Прежде чем приступить к исследованию других глав, майор задумался. Почему, спросил он себя, в прошлый раз ключ находился в первой главе? Уж не потому ли, что то была первая передача разведчика? А это — вторая. Значит, вероятней всего, нужно проштудировать вторую главу.

Он так и сделал. А под утро вынужден был сознаться, что головоломка оказалась хитрее, чем он предполагал.

За какую же главу теперь взяться?

Или переменить том?

Безуглый умылся холодной водой и выпил стакан крепкого чаю. Посвежевший мозг подсказал еще одно решение. Прошлая передача велась первого числа, отсюда и соответствующая глава для применения шифра. Вторую передачу засекли в пятницу, одиннадцатого.

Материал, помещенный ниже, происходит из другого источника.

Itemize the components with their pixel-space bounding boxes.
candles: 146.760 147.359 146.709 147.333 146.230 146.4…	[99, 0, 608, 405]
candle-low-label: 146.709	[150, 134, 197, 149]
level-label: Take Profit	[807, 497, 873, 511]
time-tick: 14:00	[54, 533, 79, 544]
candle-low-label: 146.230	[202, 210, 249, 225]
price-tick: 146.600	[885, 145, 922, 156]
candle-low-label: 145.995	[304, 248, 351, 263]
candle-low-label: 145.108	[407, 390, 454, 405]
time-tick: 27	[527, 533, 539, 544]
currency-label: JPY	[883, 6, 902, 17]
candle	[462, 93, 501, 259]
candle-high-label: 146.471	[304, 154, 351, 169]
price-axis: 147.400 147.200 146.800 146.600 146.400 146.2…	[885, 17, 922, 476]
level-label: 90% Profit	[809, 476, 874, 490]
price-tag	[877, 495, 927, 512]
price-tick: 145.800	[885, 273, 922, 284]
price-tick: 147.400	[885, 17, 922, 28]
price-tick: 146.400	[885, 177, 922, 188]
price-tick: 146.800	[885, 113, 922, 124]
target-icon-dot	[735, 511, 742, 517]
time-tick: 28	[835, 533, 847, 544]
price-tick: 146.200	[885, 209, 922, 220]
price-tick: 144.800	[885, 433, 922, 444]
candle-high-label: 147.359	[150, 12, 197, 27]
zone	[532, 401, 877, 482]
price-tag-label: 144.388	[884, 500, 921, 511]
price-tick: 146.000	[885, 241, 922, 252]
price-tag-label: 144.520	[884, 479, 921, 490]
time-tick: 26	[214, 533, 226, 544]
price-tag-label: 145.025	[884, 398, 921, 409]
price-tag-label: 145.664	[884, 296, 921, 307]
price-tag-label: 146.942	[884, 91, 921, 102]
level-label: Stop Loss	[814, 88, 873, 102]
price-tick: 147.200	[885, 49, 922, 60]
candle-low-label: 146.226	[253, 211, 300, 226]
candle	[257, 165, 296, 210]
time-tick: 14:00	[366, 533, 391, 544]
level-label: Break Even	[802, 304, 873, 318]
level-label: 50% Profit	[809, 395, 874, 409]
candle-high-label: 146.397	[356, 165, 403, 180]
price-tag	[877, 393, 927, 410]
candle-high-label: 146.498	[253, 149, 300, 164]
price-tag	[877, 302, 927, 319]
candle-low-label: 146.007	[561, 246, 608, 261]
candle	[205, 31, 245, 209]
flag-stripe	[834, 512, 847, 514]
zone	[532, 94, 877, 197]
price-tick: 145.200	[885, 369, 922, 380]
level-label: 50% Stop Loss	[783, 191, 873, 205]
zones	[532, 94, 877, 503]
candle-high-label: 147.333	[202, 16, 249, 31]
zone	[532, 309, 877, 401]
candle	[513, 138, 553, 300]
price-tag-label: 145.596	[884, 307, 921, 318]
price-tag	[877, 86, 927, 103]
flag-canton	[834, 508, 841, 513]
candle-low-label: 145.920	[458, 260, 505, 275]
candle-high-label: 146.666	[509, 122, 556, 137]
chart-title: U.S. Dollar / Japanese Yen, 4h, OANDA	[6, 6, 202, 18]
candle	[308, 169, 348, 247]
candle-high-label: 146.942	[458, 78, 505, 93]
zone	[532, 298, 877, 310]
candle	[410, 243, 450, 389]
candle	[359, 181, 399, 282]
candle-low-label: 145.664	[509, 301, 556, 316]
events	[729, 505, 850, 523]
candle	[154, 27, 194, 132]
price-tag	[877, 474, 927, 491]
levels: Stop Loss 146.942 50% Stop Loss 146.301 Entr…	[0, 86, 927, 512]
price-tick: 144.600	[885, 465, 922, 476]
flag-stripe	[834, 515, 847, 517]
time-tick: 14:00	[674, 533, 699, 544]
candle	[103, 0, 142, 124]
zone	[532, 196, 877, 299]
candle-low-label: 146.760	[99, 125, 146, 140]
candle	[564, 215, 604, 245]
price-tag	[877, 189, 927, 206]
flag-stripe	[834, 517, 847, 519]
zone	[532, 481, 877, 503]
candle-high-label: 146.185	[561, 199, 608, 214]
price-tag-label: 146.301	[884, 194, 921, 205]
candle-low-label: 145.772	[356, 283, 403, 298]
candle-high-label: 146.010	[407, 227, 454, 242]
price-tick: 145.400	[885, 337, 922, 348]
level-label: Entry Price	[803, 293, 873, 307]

Значит, одиннадцатую главу и нужно посмотреть.

Первая фраза явно не укладывалась в ориентировочно намеченные рамки. А вторая:

Вся страна, штат, город испытывали в этот период острую нужду в деньгах.

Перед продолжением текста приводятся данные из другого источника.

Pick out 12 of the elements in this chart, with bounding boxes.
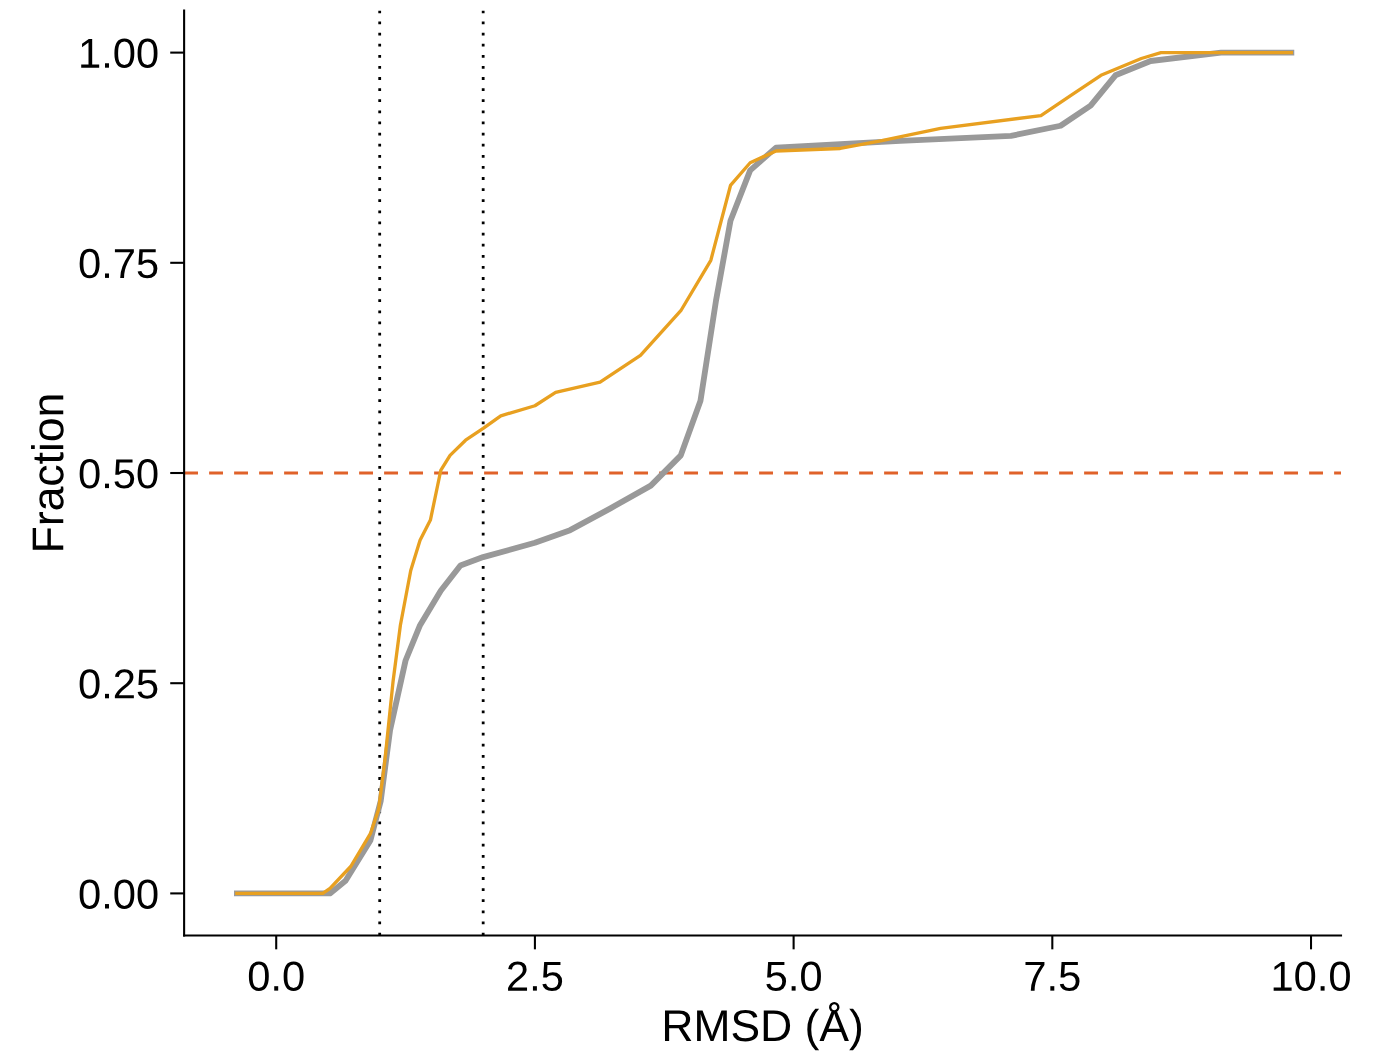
x-tick-label: 2.5 — [508, 961, 563, 992]
y-tick-label: 0.50 — [79, 459, 158, 489]
x-tick-label: 10.0 — [1273, 961, 1350, 992]
y-tick-label: 1.00 — [81, 38, 158, 69]
y-axis-title: Fraction — [31, 395, 64, 550]
x-tick-label: 0.0 — [248, 961, 304, 992]
y-tick-label: 0.00 — [79, 879, 158, 909]
x-axis-title: RMSD (Å) — [664, 1002, 862, 1051]
y-tick-label: 0.75 — [79, 248, 158, 279]
x-tick-label: 7.5 — [1025, 961, 1080, 992]
x-tick-label: 5.0 — [766, 961, 821, 992]
y-tick-label: 0.25 — [79, 669, 158, 699]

Семьдесят первый знак — точка!

Майор вспомнил, что в первом случае шифровальщик тоже пропустил начальную фразу. Вот и еще одна особенность секретной переписки!..

Значит, если ключ начинается от заглавной буквы в слове «Вся», то 31 50 44 означает:

— «ВСЕ» — раскодировал Безуглый.

Двенадцатым снова оказался пробел между словами.

19  40  51  49  36  47

— «ГОТОВО»... Опять: «ВСЕ ГОТОВО»? — удивился майор. — А семьдесят первая — точка.

58  48  25  29  78  71

— «ЖДИТЕ».

— А вы не ошиблись? — спросил Безуглого Воронков.

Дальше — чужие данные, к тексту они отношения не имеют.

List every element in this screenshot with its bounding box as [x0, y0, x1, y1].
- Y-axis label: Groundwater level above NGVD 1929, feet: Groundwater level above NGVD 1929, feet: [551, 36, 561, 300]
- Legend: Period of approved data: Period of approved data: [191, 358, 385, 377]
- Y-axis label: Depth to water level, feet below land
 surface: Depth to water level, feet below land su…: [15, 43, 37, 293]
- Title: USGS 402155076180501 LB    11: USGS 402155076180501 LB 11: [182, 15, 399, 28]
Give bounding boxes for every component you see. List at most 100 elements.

В той кодограмме тоже сообщалось о готовности, но заканчивалась она словом: «ЖДЕМ». А теперь — «ЖДИТЕ». Чему же верить?

Безуглый пожал плечами.

— Первая кодограмма состояла из семнадцати цифровых групп, а эта — из восемнадцати.

— «ВСЕ ГОТОВО. ЖДИТЕ.» — повторил полковник. — Я насчитываю здесь тоже семнадцать знаков.

— В таком случае «ВСЕ ГОТОВО. ЖДЕМ.» — шестнадцать, — возразил Безуглый.

— Откуда же берется лишний знак? — спросил Воронков. — Я этого в прошлый раз не заметил.

— Лишний знак подтверждает, что радист не торопился, — пояснил Безуглый. — Он пробелом отделяет точку от следующего слова. — Майор помолчал. — А может быть, и это — условие кода?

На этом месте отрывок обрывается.